DD is turning 6, we are having a class party for her at the end of November, in about 3 weeks time. I’m just sorting the invites now to go in the school bags of her classmates tomorrow, although I already sent a message on the class what’s app 3 weeks ago to save the date for that particular day for DD’s party. DD having seen me writing the invites, has informed me that there are 3 boys in the class that she doesn’t get on with and who chase her and tease her A LOT and gang up on her and her 2 best friends. She is adamant she doesn’t want them coming to the party. I knew that she had issues with one in particular but didn’t know about the other 2. I don’t really know if I just shouldn’t send them an invitation, and hope the parents forget( not likely) or invite them against her wishes and save face. I didn’t expect her to have such a strong reaction about inviting them, however she REALLY freaked outConfused and says she won’t go if they go... She used to be best friends with her “big” enemy and I thought it was just a blip and not a big deal...but apparently not! Anyone have experience? I’ve already sent out a save the date so...pretty sure I have to invite them but don’t want them to upset her party. She’s been telling me a few things they’ve been doing to her and it doesn’t sound great...

OP posts:
ittakes2 · 07/11/2019 13:21

I would be speaking to their parents and explain that there is something going on at school which is upsetting her and it’s perhaps better this gets sorted and they can come to the next class party (which you don’t have to have). Her feelings about her safety are more important than saving face and she needs to see you show this.

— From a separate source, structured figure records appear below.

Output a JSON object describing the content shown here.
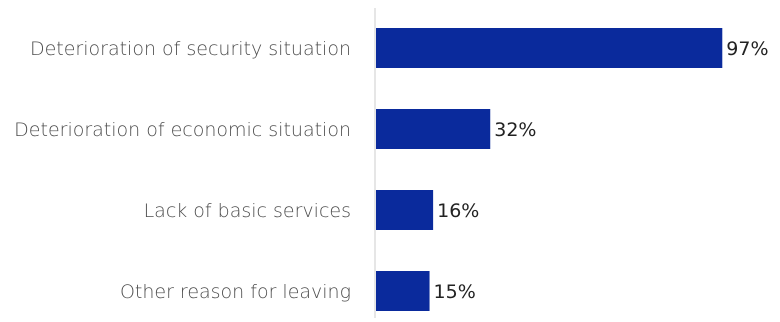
{
  "chart_data": {
    "type": "bar",
    "orientation": "horizontal",
    "categories": [
      "Deterioration of security situation",
      "Deterioration of economic situation",
      "Lack of basic services",
      "Other reason for leaving"
    ],
    "values": [
      97,
      32,
      16,
      15
    ],
    "value_labels": [
      "97%",
      "32%",
      "16%",
      "15%"
    ],
    "unit": "%",
    "xlim": [
      0,
      100
    ],
    "grid": false,
    "legend": "none",
    "bar_color": "#0a2a9c",
    "axis_color": "#cccccc"
  }
}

NoCleanClothes · 07/11/2019 13:33

People are very quick to label bad behaviour as bullying, in this case it doesn't sound like bullying. It might well be the boys have fallen out with the girls and there's a back and forth between them. Bullying involves continued and sustained harassment of someone who you have power over. If you do think it's bullying the party isn't the issue as there'll be loads of adults present and your DD will certainly not be at risk there. However if she is being bullied or even the issue is causing her distress and she's not able to resolve it herself you should certainly talk to the class teacher.